After the war, when the Allied war crimes tribunal in Nuremberg finished its work, it fell to the West German government to prosecute remaining Nazis.

But Boere wasn’t among them. Today he lives in Eschweiler, outside the German cathedral city of Aachen, in an upscale old-age home with its own barbershop and caged parakeets in the lobby. Staff say he uses a walker but rarely leaves his room.

Telephoned by the reception desk to ask whether he would meet with a reporter, he replied curtly: “I don’t want to be disturbed.”

But last year, he spoke to the Dutch newspaper Algemeen Dagblad, saying of his wartime deeds: “It was another time, with different rules.”

He described ringing Mr. de Groot’s doorbell and asking him for his papers.

“When we knew for sure we had the right person, we shot him dead, at the door,” he said. “I didn’t feel anything, it was work. Orders were orders; otherwise it would have meant my skin. Later, it began to bother me. Now I’m sorry.”

The Dutch didn’t give up and sought his extradition. But a German court in 1983 refused on the grounds that he might have German citizenship, and Germany at the time had no provision to extradite its nationals.

A state court in Aachen ruled in 2007 that Boere could legally serve his sentence in Germany, but an appeals court in Cologne overturned the ruling months later, saying the 1949 conviction was invalid because Boere was unable to present a defense.

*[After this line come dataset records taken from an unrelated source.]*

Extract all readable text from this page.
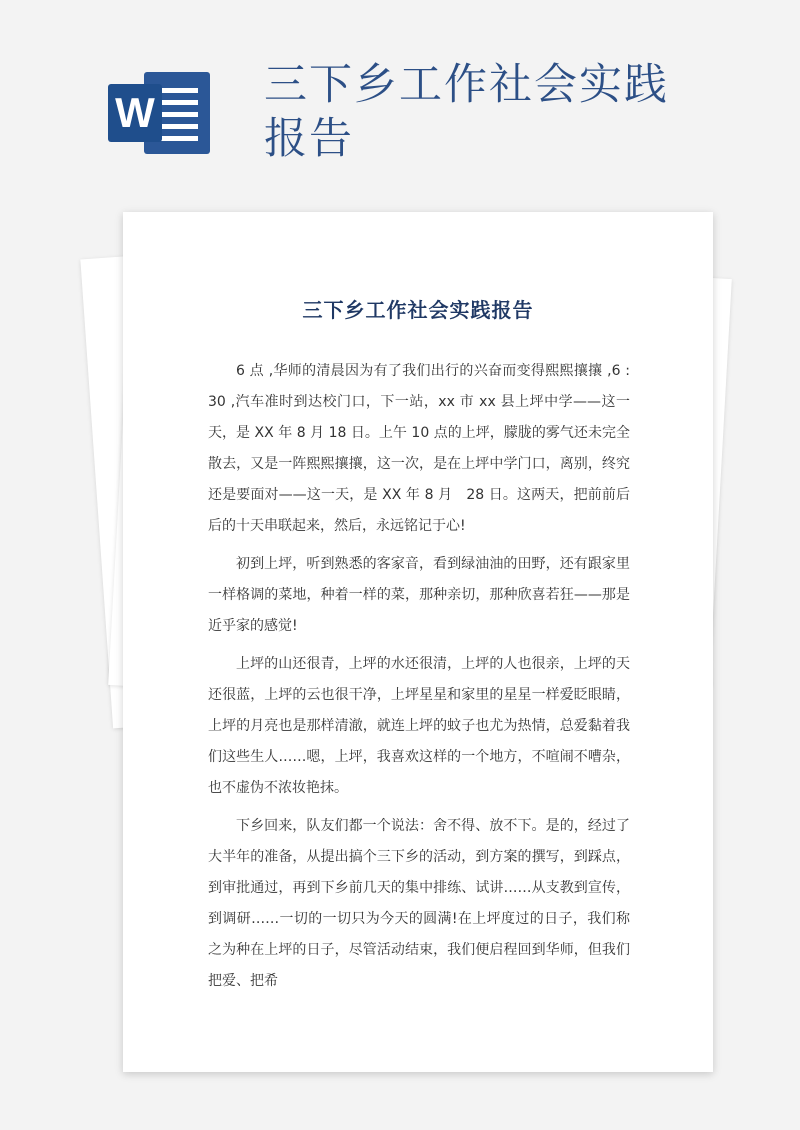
W
三下乡工作社会实践报告
三下乡工作社会实践报告

6 点 ,华师的清晨因为有了我们出行的兴奋而变得熙熙攘攘 ,6 : 30 ,汽车准时到达校门口，下一站，xx 市 xx 县上坪中学——这一天，是 XX 年 8 月 18 日。上午 10 点的上坪，朦胧的雾气还未完全散去，又是一阵熙熙攘攘，这一次，是在上坪中学门口，离别，终究还是要面对——这一天，是 XX 年 8 月　28 日。这两天，把前前后后的十天串联起来，然后，永远铭记于心!

初到上坪，听到熟悉的客家音，看到绿油油的田野，还有跟家里一样格调的菜地，种着一样的菜，那种亲切，那种欣喜若狂——那是近乎家的感觉!

上坪的山还很青，上坪的水还很清，上坪的人也很亲，上坪的天还很蓝，上坪的云也很干净，上坪星星和家里的星星一样爱眨眼睛，上坪的月亮也是那样清澈，就连上坪的蚊子也尤为热情，总爱黏着我们这些生人……嗯，上坪，我喜欢这样的一个地方，不喧闹不嘈杂，也不虚伪不浓妆艳抹。

下乡回来，队友们都一个说法：舍不得、放不下。是的，经过了大半年的准备，从提出搞个三下乡的活动，到方案的撰写，到踩点，到审批通过，再到下乡前几天的集中排练、试讲……从支教到宣传，到调研……一切的一切只为今天的圆满!在上坪度过的日子，我们称之为种在上坪的日子，尽管活动结束，我们便启程回到华师，但我们把爱、把希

The case continues to stir Dutch public opinion. Last August, opposition lawmakers queried Dutch Justice Minister Ernst Hirsch Ballin who, in his reply, named “four Dutch war criminals still alive and in Germany who have not served a Dutch prison sentence.” One of them was Boere.

It was after the Cologne decision that Mr. Maass’ office, which is responsible for investigating Nazi war crimes for the state of North Rhine-Westphalia, took up the case again.

Efraim Zuroff, Jerusalem-based director of the Simon Wiesenthal Center, said Boere may not be a senior Nazi, but “he is certainly worthy of prosecution.”

“The fact that Germany has spared killers like Boere … is absolutely outrageous,” he said.

Besteman, Boere’s partner in the first killing, is still alive, living in the Netherlands after serving jail time for his wartime crimes, and Mr. Maass hopes to be able to call on him if the case goes to trial.

But it’s a race against time as ex-Nazis die of old age.

“We haven’t had a lot of success in the past years,” Mr. Maass conceded. “It’s resolving itself biologically.”